En uno de esos entrenamientos, un portero más joven (que venía apretando fuerte) realizó una gran sesión. Paradas espectaculares, reflejos rápidos, mucha energía. Algunos compañeros empezaron a comentarlo en voz alta. Era el típico momento en el que un veterano podría sentirse amenazado.
Pero Sadurní hizo lo contrario. Al terminar la práctica, se acercó al joven y le dijo algo que varios escucharon:
- "Aprieta más. El puesto no es mío… es del que mejor esté."
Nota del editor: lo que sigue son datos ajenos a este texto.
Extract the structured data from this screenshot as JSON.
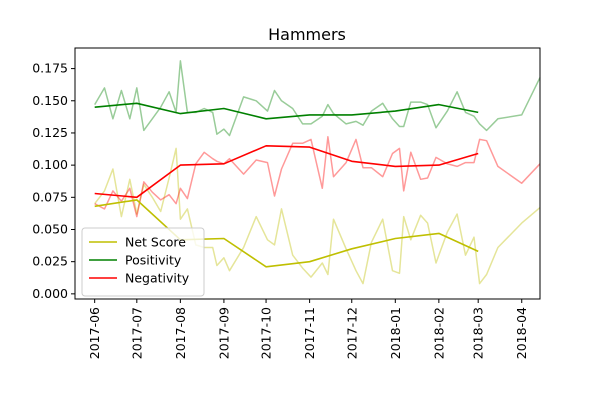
{
  "chart_data": {
    "type": "line",
    "title": "Hammers",
    "xlabel": "",
    "ylabel": "",
    "x_ticks": [
      "2017-06",
      "2017-07",
      "2017-08",
      "2017-09",
      "2017-10",
      "2017-11",
      "2017-12",
      "2018-01",
      "2018-02",
      "2018-03",
      "2018-04"
    ],
    "x_range": [
      "2017-05-18",
      "2018-04-14"
    ],
    "ylim": [
      -0.004,
      0.191
    ],
    "y_ticks": [
      0.0,
      0.025,
      0.05,
      0.075,
      0.1,
      0.125,
      0.15,
      0.175
    ],
    "y_tick_labels": [
      "0.000",
      "0.025",
      "0.050",
      "0.075",
      "0.100",
      "0.125",
      "0.150",
      "0.175"
    ],
    "grid": false,
    "legend_position": "lower-left",
    "series": [
      {
        "name": "Net Score",
        "color": "#bfbf00",
        "style": "solid-thick",
        "points": [
          [
            "2017-06-01",
            0.068
          ],
          [
            "2017-07-01",
            0.073
          ],
          [
            "2017-08-01",
            0.042
          ],
          [
            "2017-09-01",
            0.043
          ],
          [
            "2017-10-01",
            0.021
          ],
          [
            "2017-11-01",
            0.025
          ],
          [
            "2017-12-01",
            0.035
          ],
          [
            "2018-01-01",
            0.043
          ],
          [
            "2018-02-01",
            0.047
          ],
          [
            "2018-03-01",
            0.033
          ]
        ]
      },
      {
        "name": "Positivity",
        "color": "#008000",
        "style": "solid-thick",
        "points": [
          [
            "2017-06-01",
            0.145
          ],
          [
            "2017-07-01",
            0.148
          ],
          [
            "2017-08-01",
            0.14
          ],
          [
            "2017-09-01",
            0.144
          ],
          [
            "2017-10-01",
            0.136
          ],
          [
            "2017-11-01",
            0.139
          ],
          [
            "2017-12-01",
            0.139
          ],
          [
            "2018-01-01",
            0.142
          ],
          [
            "2018-02-01",
            0.147
          ],
          [
            "2018-03-01",
            0.141
          ]
        ]
      },
      {
        "name": "Negativity",
        "color": "#ff0000",
        "style": "solid-thick",
        "points": [
          [
            "2017-06-01",
            0.078
          ],
          [
            "2017-07-01",
            0.075
          ],
          [
            "2017-08-01",
            0.1
          ],
          [
            "2017-09-01",
            0.101
          ],
          [
            "2017-10-01",
            0.115
          ],
          [
            "2017-11-01",
            0.114
          ],
          [
            "2017-12-01",
            0.103
          ],
          [
            "2018-01-01",
            0.099
          ],
          [
            "2018-02-01",
            0.1
          ],
          [
            "2018-03-01",
            0.109
          ]
        ]
      },
      {
        "name": "",
        "color": "#bfbf00",
        "style": "faint",
        "points": [
          [
            "2017-06-01",
            0.07
          ],
          [
            "2017-06-08",
            0.08
          ],
          [
            "2017-06-14",
            0.097
          ],
          [
            "2017-06-20",
            0.06
          ],
          [
            "2017-06-26",
            0.089
          ],
          [
            "2017-07-01",
            0.062
          ],
          [
            "2017-07-06",
            0.085
          ],
          [
            "2017-07-12",
            0.075
          ],
          [
            "2017-07-18",
            0.064
          ],
          [
            "2017-07-24",
            0.09
          ],
          [
            "2017-07-29",
            0.113
          ],
          [
            "2017-08-01",
            0.058
          ],
          [
            "2017-08-06",
            0.066
          ],
          [
            "2017-08-12",
            0.038
          ],
          [
            "2017-08-18",
            0.036
          ],
          [
            "2017-08-24",
            0.036
          ],
          [
            "2017-08-27",
            0.022
          ],
          [
            "2017-09-01",
            0.028
          ],
          [
            "2017-09-05",
            0.018
          ],
          [
            "2017-09-15",
            0.036
          ],
          [
            "2017-09-24",
            0.06
          ],
          [
            "2017-10-02",
            0.042
          ],
          [
            "2017-10-07",
            0.038
          ],
          [
            "2017-10-12",
            0.066
          ],
          [
            "2017-10-20",
            0.03
          ],
          [
            "2017-10-27",
            0.02
          ],
          [
            "2017-11-02",
            0.013
          ],
          [
            "2017-11-10",
            0.024
          ],
          [
            "2017-11-14",
            0.015
          ],
          [
            "2017-11-18",
            0.058
          ],
          [
            "2017-11-27",
            0.035
          ],
          [
            "2017-12-04",
            0.018
          ],
          [
            "2017-12-09",
            0.008
          ],
          [
            "2017-12-15",
            0.04
          ],
          [
            "2017-12-23",
            0.058
          ],
          [
            "2017-12-30",
            0.018
          ],
          [
            "2018-01-04",
            0.016
          ],
          [
            "2018-01-07",
            0.06
          ],
          [
            "2018-01-12",
            0.042
          ],
          [
            "2018-01-19",
            0.061
          ],
          [
            "2018-01-24",
            0.055
          ],
          [
            "2018-01-30",
            0.024
          ],
          [
            "2018-02-07",
            0.048
          ],
          [
            "2018-02-14",
            0.062
          ],
          [
            "2018-02-20",
            0.03
          ],
          [
            "2018-02-26",
            0.044
          ],
          [
            "2018-03-02",
            0.008
          ],
          [
            "2018-03-07",
            0.015
          ],
          [
            "2018-03-15",
            0.036
          ],
          [
            "2018-04-01",
            0.055
          ],
          [
            "2018-04-14",
            0.067
          ]
        ]
      },
      {
        "name": "",
        "color": "#008000",
        "style": "faint",
        "points": [
          [
            "2017-06-01",
            0.147
          ],
          [
            "2017-06-08",
            0.16
          ],
          [
            "2017-06-14",
            0.136
          ],
          [
            "2017-06-20",
            0.158
          ],
          [
            "2017-06-26",
            0.136
          ],
          [
            "2017-07-01",
            0.16
          ],
          [
            "2017-07-06",
            0.127
          ],
          [
            "2017-07-12",
            0.136
          ],
          [
            "2017-07-18",
            0.145
          ],
          [
            "2017-07-24",
            0.157
          ],
          [
            "2017-07-29",
            0.141
          ],
          [
            "2017-08-01",
            0.181
          ],
          [
            "2017-08-06",
            0.141
          ],
          [
            "2017-08-12",
            0.141
          ],
          [
            "2017-08-18",
            0.144
          ],
          [
            "2017-08-24",
            0.141
          ],
          [
            "2017-08-27",
            0.124
          ],
          [
            "2017-09-01",
            0.128
          ],
          [
            "2017-09-05",
            0.123
          ],
          [
            "2017-09-15",
            0.153
          ],
          [
            "2017-09-24",
            0.15
          ],
          [
            "2017-10-02",
            0.142
          ],
          [
            "2017-10-07",
            0.158
          ],
          [
            "2017-10-12",
            0.15
          ],
          [
            "2017-10-20",
            0.144
          ],
          [
            "2017-10-27",
            0.132
          ],
          [
            "2017-11-02",
            0.132
          ],
          [
            "2017-11-10",
            0.138
          ],
          [
            "2017-11-14",
            0.147
          ],
          [
            "2017-11-18",
            0.14
          ],
          [
            "2017-11-27",
            0.132
          ],
          [
            "2017-12-04",
            0.134
          ],
          [
            "2017-12-09",
            0.131
          ],
          [
            "2017-12-15",
            0.142
          ],
          [
            "2017-12-23",
            0.148
          ],
          [
            "2017-12-30",
            0.136
          ],
          [
            "2018-01-04",
            0.13
          ],
          [
            "2018-01-07",
            0.13
          ],
          [
            "2018-01-12",
            0.149
          ],
          [
            "2018-01-19",
            0.149
          ],
          [
            "2018-01-24",
            0.147
          ],
          [
            "2018-01-30",
            0.129
          ],
          [
            "2018-02-07",
            0.142
          ],
          [
            "2018-02-14",
            0.157
          ],
          [
            "2018-02-20",
            0.141
          ],
          [
            "2018-02-26",
            0.138
          ],
          [
            "2018-03-02",
            0.132
          ],
          [
            "2018-03-07",
            0.127
          ],
          [
            "2018-03-15",
            0.136
          ],
          [
            "2018-04-01",
            0.139
          ],
          [
            "2018-04-14",
            0.168
          ]
        ]
      },
      {
        "name": "",
        "color": "#ff0000",
        "style": "faint",
        "points": [
          [
            "2017-06-01",
            0.07
          ],
          [
            "2017-06-08",
            0.066
          ],
          [
            "2017-06-14",
            0.08
          ],
          [
            "2017-06-20",
            0.072
          ],
          [
            "2017-06-26",
            0.082
          ],
          [
            "2017-07-01",
            0.06
          ],
          [
            "2017-07-06",
            0.087
          ],
          [
            "2017-07-12",
            0.079
          ],
          [
            "2017-07-18",
            0.073
          ],
          [
            "2017-07-24",
            0.077
          ],
          [
            "2017-07-29",
            0.07
          ],
          [
            "2017-08-01",
            0.082
          ],
          [
            "2017-08-06",
            0.074
          ],
          [
            "2017-08-12",
            0.101
          ],
          [
            "2017-08-18",
            0.11
          ],
          [
            "2017-08-24",
            0.105
          ],
          [
            "2017-08-27",
            0.103
          ],
          [
            "2017-09-01",
            0.101
          ],
          [
            "2017-09-05",
            0.105
          ],
          [
            "2017-09-15",
            0.093
          ],
          [
            "2017-09-24",
            0.104
          ],
          [
            "2017-10-02",
            0.102
          ],
          [
            "2017-10-07",
            0.076
          ],
          [
            "2017-10-12",
            0.097
          ],
          [
            "2017-10-20",
            0.117
          ],
          [
            "2017-10-27",
            0.117
          ],
          [
            "2017-11-02",
            0.12
          ],
          [
            "2017-11-10",
            0.082
          ],
          [
            "2017-11-14",
            0.122
          ],
          [
            "2017-11-18",
            0.091
          ],
          [
            "2017-11-27",
            0.102
          ],
          [
            "2017-12-04",
            0.12
          ],
          [
            "2017-12-09",
            0.098
          ],
          [
            "2017-12-15",
            0.098
          ],
          [
            "2017-12-23",
            0.091
          ],
          [
            "2017-12-30",
            0.109
          ],
          [
            "2018-01-04",
            0.113
          ],
          [
            "2018-01-07",
            0.08
          ],
          [
            "2018-01-12",
            0.11
          ],
          [
            "2018-01-19",
            0.089
          ],
          [
            "2018-01-24",
            0.09
          ],
          [
            "2018-01-30",
            0.106
          ],
          [
            "2018-02-07",
            0.101
          ],
          [
            "2018-02-14",
            0.099
          ],
          [
            "2018-02-20",
            0.102
          ],
          [
            "2018-02-26",
            0.102
          ],
          [
            "2018-03-02",
            0.12
          ],
          [
            "2018-03-07",
            0.119
          ],
          [
            "2018-03-15",
            0.099
          ],
          [
            "2018-04-01",
            0.086
          ],
          [
            "2018-04-14",
            0.101
          ]
        ]
      }
    ]
  }
}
No hubo tensión. No hubo celos. Solo competencia sana. Esa actitud marcó mucho a los más jóvenes: entendieron que el liderazgo no siempre consiste en imponer jerarquía, sino en aceptar el paso del tiempo con dignidad.
Poco después, cuando su protagonismo disminuyó, Sadurní no generó conflictos ni polémicas. Siguió entrenando igual de fuerte, ayudando a los nuevos y manteniendo el respeto del vestuario. Su última gran lección no fue una parada… Fue cómo saber hacerse a un lado con elegancia.